In a letter to Obama, Kay Granger, chairwoman of the House of Representatives State and Foreign Operations Appropriations subcommittee, said Egypt needs F-16 aircraft, M1A1 Abrams tanks and other weapons that have been held up since 2013. Granger has the power to place holds on foreign aid, including general assistance and weapons shipments.
Granger urged the administration to give Iraqi Kurds tools and training to fight Islamic State and to make providing weapons to Jordan a priority, according to the letter, seen by Reuters on Friday.
Dated Thursday, the letter criticized the administration as Congress is about to consider Obama's request for formal authority for a military campaign against Islamic State.
Republicans, who took control of the U.S. Congress in January, have pressed for more robust U.S. military involvement in fighting the militants, who have killed thousands of civilians while seizing territory in Iraq and Syria.
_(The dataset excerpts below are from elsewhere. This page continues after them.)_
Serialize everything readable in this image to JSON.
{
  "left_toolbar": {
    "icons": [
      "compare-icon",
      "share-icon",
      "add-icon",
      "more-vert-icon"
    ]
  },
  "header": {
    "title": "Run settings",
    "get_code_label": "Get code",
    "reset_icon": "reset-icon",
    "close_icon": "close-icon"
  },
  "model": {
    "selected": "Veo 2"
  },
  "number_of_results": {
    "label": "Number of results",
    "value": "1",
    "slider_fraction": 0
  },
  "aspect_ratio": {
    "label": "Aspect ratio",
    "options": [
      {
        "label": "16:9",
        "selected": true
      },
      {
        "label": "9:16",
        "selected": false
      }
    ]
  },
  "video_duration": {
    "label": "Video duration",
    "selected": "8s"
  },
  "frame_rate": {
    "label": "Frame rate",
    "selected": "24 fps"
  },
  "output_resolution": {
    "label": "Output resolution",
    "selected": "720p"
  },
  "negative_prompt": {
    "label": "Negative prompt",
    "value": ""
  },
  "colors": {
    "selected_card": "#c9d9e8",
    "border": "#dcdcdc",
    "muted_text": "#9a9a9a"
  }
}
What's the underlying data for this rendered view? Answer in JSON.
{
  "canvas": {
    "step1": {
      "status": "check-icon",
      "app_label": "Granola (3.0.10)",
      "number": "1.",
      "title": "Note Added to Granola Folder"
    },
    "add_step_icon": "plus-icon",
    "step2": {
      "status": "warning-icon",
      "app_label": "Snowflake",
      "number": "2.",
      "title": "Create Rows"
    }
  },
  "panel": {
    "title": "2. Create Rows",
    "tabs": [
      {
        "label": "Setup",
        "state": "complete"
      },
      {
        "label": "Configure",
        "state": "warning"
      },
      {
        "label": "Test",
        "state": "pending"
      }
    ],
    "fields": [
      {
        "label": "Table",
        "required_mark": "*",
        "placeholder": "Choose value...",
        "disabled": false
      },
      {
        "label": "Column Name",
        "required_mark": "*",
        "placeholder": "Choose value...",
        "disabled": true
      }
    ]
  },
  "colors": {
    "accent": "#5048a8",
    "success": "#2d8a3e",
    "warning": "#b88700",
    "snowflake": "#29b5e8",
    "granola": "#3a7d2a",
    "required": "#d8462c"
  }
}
"As Egypt, Jordan, and the Kurds retaliate and defend themselves against ISIL's heinous acts, U.S. security assistance is being held or delayed by bureaucratic processes and ill-advised policy decisions by your administration," Granger wrote, using an acronym for Islamic State.
The U.S. State Department referred requests for comment to the White House, where officials did not immediately respond.
AID TO JORDAN
Granger said she was calling on the White House to "immediately release" remaining weapons and funds to Egypt, provide Jordan with weapons it had requested and ensure the Kurdish Peshmerga have equipment they need.
"I am prepared to do everything within my power to make sure this occurs, including placing holds on Congressional Notifications (spending plans) and drafting legislation to hold your Administration accountable," Granger wrote.
Egyptian warplanes bombed sites in Libya on Monday in response to the beheading of 21 Egyptian Christians by Islamic State militants there.
Lockheed Martin Corp (LMT.N), which makes the F-16, said the aircraft built for Egypt were part of a foreign military sales agreement between the United States and Egypt. The Abrams tanks are made by General Dynamics Corp. (GD.N)
Twelve of 20 F-16s built by Lockheed under its last contract with Egypt are in storage at Lockheed’s Fort Worth, Texas, facility. They have been formally transferred to the U.S. government, which is paying Lockheed to store and maintain them.
The current U.S. policy on Egypt is to hold up many shipments of big-ticket weapons until Washington can certify that Cairo has made progress on human rights.
Granger represents the district where Lockheed’s facility is based, but the company would not necessarily profit from a move to release the planes since the U.S. government has already paid Lockheed for them.
U.S. officials said last week that planning was well under way to help replenish Jordan's supplies of ordnance. Jordan's King Abdullah visited Congress earlier this month, the same day Islamic State released a video of the murder of a Jordanian pilot.
The administration has said it is supplying guns and ammunition to the Kurds, who are fighting Islamic State in northern Iraq, but it is channeling them through Baghdad. Some Republicans have said the supplies should go directly to the Kurds.